The Japanese government said that a new satellite could generate more than ¥2 trillion of market activity, while India prepares to launch a global positioning satellite (GPS) set in 2018.
Japan expects its second satellite under its GPS version to support a broad range of industries, including engineering, farming and construction. It launched the Michibiki No. 2 Satellite in June ahead of the government’s two other planned launched later in 2017.
Startup firm Forte joined several other provincial companies that have benefited from the government’s launch of the first Michibiki satellite in 2010. Forte used the equipment for its testing of a pedestrian system and bicycles.

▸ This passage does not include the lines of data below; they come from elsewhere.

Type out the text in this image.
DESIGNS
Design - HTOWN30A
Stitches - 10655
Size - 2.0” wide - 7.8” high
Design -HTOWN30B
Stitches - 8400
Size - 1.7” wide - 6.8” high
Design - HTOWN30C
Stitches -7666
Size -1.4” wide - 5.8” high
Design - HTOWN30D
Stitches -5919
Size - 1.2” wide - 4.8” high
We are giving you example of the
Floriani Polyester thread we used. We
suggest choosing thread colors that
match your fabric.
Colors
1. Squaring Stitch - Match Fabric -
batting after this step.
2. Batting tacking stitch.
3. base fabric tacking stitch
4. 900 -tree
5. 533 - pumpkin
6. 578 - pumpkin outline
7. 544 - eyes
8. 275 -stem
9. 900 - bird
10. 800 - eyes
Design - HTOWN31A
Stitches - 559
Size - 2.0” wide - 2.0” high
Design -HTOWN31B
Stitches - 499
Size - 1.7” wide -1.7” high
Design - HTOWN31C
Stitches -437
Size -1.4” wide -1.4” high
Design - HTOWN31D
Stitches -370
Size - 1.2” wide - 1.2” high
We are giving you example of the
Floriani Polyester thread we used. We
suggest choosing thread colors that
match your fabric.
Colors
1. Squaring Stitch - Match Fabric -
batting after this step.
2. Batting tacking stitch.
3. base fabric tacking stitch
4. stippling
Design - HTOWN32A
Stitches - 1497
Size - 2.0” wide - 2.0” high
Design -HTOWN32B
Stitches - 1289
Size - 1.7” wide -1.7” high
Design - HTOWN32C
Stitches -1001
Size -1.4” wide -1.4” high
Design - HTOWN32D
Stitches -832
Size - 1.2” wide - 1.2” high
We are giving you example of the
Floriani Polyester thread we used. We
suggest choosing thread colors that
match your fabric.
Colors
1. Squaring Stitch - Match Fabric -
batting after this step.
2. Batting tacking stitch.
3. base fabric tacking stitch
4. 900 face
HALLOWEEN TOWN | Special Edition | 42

The technology can also be used for other purposes such as tracking moving objects. Companies may use a GPS inertial navigation system for this purpose.
India targets the release of its own desi GPS set for public use in early 2018 that will operate under the NavIC name, according to Tapan Misra, Space Application Centre director. Prime Minister Narendra Modi coined the term, which means Navigation with Indian Commission.
Misra said that they currently test the Indian Regional Navigation Satellite System (IRNSS) for accuracy, following the country’s completion of the IRNSS in April 2016. It achieved the feat by deploying seven satellites with the IRNSS-1G as the last satellite to be launched under the series.
India’s constellation of seven satellites will only have a limited reach, as opposed to the U.S. that has worldwide coverage with 24 satellites. However, India’s GPS set is more accurate than its American counterpart, according to Misra.
NavIC’s coverage will include India, its surroundings and the Indian Ocean.
Asian countries have shown that they too can step up their GPS capabilities. It remains to be seen whether their efforts will be on par, or even eclipse, those from the U.S. and other western countries.